Mum had decorated the house with Indian objects – there were some Hindu statues, brass ornaments and bells, and lots of little elephant figurines. I didn’t know then that these weren’t normal objects to have in an Australian house. She had also put some Indian printed fabric in my room, across the dresser, and a carved wooden puppet in a brightly colored outfit. All these seemed sort of familiar, even if I hadn’t seen anything exactly like them before. Another adoptive parent might have made the decision that I was young enough to start my life in Australia with a clean slate and could be brought up without much reference to where I’d come from. (Brierley 9)

By the time Saroo began secondary school, there were a lot of students from different ethnic backgrounds – particularly Greeks, Chinese, and other Indians. He participated in a lot of activities, particularly soccer, swimming, and track and field. When Saroo began high school, the map of India was still on his wall, but he hardly noticed it next to his posters of the Red Hot Chili Peppers. Saroo was growing up Australian—a proud Tassie. He was a robust, happy, windsurfing, fully fledged Aussie who had completely forgotten his native language and was experiencing a reverse cultural shock. When he interacted with Indian kids at school, he felt that he was stripped of his “Indianness” becoming an Australian among Indians, rather than being somewhat exotic.
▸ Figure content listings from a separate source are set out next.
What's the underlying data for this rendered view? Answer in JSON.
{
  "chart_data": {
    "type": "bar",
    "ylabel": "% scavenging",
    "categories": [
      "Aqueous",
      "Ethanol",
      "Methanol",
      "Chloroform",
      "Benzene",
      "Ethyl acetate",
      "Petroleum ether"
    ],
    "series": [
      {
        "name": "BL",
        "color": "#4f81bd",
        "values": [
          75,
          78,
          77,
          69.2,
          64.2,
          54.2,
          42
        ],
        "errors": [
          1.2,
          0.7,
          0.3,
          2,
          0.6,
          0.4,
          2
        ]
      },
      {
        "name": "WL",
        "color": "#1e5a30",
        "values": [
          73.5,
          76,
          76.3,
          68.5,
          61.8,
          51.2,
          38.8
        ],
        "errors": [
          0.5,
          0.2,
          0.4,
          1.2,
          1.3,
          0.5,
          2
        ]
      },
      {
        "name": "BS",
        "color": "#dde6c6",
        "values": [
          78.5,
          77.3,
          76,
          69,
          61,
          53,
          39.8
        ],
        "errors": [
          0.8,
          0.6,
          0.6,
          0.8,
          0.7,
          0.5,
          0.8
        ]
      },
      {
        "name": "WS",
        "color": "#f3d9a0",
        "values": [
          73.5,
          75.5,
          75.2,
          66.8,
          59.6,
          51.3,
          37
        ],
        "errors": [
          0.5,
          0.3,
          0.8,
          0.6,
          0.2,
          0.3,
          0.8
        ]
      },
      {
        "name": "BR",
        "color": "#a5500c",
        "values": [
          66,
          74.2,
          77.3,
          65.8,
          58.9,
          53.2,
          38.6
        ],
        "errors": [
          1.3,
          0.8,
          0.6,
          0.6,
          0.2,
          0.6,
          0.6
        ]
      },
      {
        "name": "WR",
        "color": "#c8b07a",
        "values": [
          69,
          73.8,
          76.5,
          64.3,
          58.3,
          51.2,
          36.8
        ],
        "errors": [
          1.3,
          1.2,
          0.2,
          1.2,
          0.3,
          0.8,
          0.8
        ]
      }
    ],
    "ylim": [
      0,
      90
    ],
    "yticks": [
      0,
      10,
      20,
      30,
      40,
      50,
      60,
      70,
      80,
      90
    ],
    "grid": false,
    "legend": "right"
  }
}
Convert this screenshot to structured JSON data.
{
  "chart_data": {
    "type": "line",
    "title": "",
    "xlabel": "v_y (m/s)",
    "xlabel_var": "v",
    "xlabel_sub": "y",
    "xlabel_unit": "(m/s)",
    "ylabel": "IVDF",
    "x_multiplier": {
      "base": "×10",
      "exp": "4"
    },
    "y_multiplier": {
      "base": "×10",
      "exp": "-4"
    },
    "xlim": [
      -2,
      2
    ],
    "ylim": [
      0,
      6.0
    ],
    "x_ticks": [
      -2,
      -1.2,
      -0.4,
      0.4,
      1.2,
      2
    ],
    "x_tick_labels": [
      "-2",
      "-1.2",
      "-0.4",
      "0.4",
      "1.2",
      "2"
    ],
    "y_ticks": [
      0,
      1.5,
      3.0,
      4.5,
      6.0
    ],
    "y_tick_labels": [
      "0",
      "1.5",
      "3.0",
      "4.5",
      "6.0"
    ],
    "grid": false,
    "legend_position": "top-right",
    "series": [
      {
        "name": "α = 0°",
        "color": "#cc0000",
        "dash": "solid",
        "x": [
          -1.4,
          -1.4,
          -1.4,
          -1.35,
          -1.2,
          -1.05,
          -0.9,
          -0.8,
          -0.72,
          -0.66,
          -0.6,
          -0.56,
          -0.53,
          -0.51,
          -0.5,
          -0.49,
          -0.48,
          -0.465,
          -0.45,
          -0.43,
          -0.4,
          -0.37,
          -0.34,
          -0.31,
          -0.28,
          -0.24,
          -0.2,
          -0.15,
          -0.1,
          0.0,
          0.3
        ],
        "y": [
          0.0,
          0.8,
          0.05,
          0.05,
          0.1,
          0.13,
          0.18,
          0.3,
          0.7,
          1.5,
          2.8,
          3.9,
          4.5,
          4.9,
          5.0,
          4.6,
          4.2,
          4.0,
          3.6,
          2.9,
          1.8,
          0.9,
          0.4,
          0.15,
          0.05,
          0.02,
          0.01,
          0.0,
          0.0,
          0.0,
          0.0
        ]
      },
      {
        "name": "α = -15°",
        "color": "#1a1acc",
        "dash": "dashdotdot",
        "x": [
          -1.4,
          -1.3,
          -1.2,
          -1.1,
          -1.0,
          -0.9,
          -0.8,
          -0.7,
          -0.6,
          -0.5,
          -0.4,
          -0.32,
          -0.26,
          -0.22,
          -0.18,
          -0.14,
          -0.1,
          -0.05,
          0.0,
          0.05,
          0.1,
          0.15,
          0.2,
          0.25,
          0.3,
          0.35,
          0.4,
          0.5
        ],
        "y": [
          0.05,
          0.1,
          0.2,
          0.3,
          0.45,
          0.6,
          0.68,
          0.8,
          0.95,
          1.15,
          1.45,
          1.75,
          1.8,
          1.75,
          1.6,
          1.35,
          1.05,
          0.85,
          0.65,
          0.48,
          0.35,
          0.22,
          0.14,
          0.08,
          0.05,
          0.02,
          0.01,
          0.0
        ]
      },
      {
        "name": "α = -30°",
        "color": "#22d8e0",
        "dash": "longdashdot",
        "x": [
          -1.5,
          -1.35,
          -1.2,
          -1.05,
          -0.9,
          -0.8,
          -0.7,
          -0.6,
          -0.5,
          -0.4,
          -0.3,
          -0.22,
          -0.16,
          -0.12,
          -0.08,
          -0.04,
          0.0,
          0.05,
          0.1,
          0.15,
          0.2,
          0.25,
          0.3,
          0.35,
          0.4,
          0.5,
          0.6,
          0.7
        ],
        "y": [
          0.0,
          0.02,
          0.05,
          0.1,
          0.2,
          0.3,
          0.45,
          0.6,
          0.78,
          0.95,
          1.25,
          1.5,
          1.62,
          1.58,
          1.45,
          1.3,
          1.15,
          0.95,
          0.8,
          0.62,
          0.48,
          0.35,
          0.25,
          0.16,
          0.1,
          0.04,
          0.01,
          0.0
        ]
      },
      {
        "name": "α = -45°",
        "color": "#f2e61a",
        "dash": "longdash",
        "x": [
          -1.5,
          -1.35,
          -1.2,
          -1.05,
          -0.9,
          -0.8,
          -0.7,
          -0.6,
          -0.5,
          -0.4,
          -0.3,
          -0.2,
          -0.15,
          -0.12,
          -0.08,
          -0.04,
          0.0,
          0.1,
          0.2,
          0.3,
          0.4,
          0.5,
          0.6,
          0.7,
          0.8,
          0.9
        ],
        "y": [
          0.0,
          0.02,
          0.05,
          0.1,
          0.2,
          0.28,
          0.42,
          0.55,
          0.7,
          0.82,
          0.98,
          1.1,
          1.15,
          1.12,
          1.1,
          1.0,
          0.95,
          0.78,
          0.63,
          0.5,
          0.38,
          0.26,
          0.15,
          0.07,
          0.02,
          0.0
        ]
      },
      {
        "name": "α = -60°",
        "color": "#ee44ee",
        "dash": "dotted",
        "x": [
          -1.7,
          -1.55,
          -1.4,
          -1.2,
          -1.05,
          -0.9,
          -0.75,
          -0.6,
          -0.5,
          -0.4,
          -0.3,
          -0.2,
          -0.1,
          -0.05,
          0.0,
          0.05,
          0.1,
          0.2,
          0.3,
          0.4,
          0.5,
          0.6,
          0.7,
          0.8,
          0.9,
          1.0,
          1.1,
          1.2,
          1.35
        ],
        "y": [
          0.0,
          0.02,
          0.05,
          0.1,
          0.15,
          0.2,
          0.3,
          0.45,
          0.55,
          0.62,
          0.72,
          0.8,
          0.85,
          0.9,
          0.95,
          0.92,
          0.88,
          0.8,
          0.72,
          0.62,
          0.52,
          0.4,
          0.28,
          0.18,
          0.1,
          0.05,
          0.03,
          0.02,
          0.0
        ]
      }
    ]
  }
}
He became an Australian in effect losing his Indian citizenship and his migration effected his upliftment from rags to riches. Over the period of time, he realised that Australia as the new environment, away from India, has only made progress in his life. He has deep attachment towards his home country which is realised through his search for roots. After several failed attempts, he discovers his home via Google Earth technology and travels to his childhood home in the village of Ganesh Talai which he used to mispronounce as Ginestlay. In his book Experience and Representation: Contemporary Perspectives on Migration in Australia, Keith Jacobs discusses how migration effects in building and developing independence and emotional strength in migrants utilising the opportunities of the host country. He says,

They found that an important part of migration was the fostering or acquisition of a sense of place and belonging in their new environment and that this often required a reinvention of the self over a period of time. They also found that the migration process itself in many instances created a surge of new emotional strength and energy although this was more common amongst individuals who sought to extend their networks than those who privileged independence. (Jacobs 24)

The concept of diaspora formation has been conceptualized in a triadic relationship between the country of origin, the country of settlement, and the ethnic group. The question of citizenship, belonging and being a member of a different society other than the familiar social milieu is associated with the immigrants’ primary relationship to the host country. The social connections and interactions with other people in terms of quantity and quality define social integration. Thus Saroo has a diasporic identity of “in-betweenness” because of his dislocation to Australia on being adopted by a loving and caring family who saved him from the complexities of poverty, loss, and hunger. He has a sense of belonging to both cultures, by adapting and assimilating to the Australian culture and lifestyle through his adoption and because of his familial blood bonds to his Indian family.

 

 

Works Cited

Appadurai, Arjun. Modernity at Large: Cultural Dimensions of Globalization. University of Minnesota Press, 1996.

Brierley, Saroo. A Long Way Home. Viking, 2013.

Doherty, Ben, and Nick Evershed. “The changing shape of Australia’s immigration policy.”  The Guardian, 23 Mar. 2018.

Flanagan, R. The Sound of One Hand Clapping. Macmillan, 1997.

Jacobs, Keith. Experience and Representation: Contemporary Perspectives on Migration in Australia. Ashgate Publishing Company, 2011.

Sheller, M., and Urry. “The New Mobilities Paradigm.” Environment and Planning A, vol. 38, no. 2, 2006, pp.  207–26.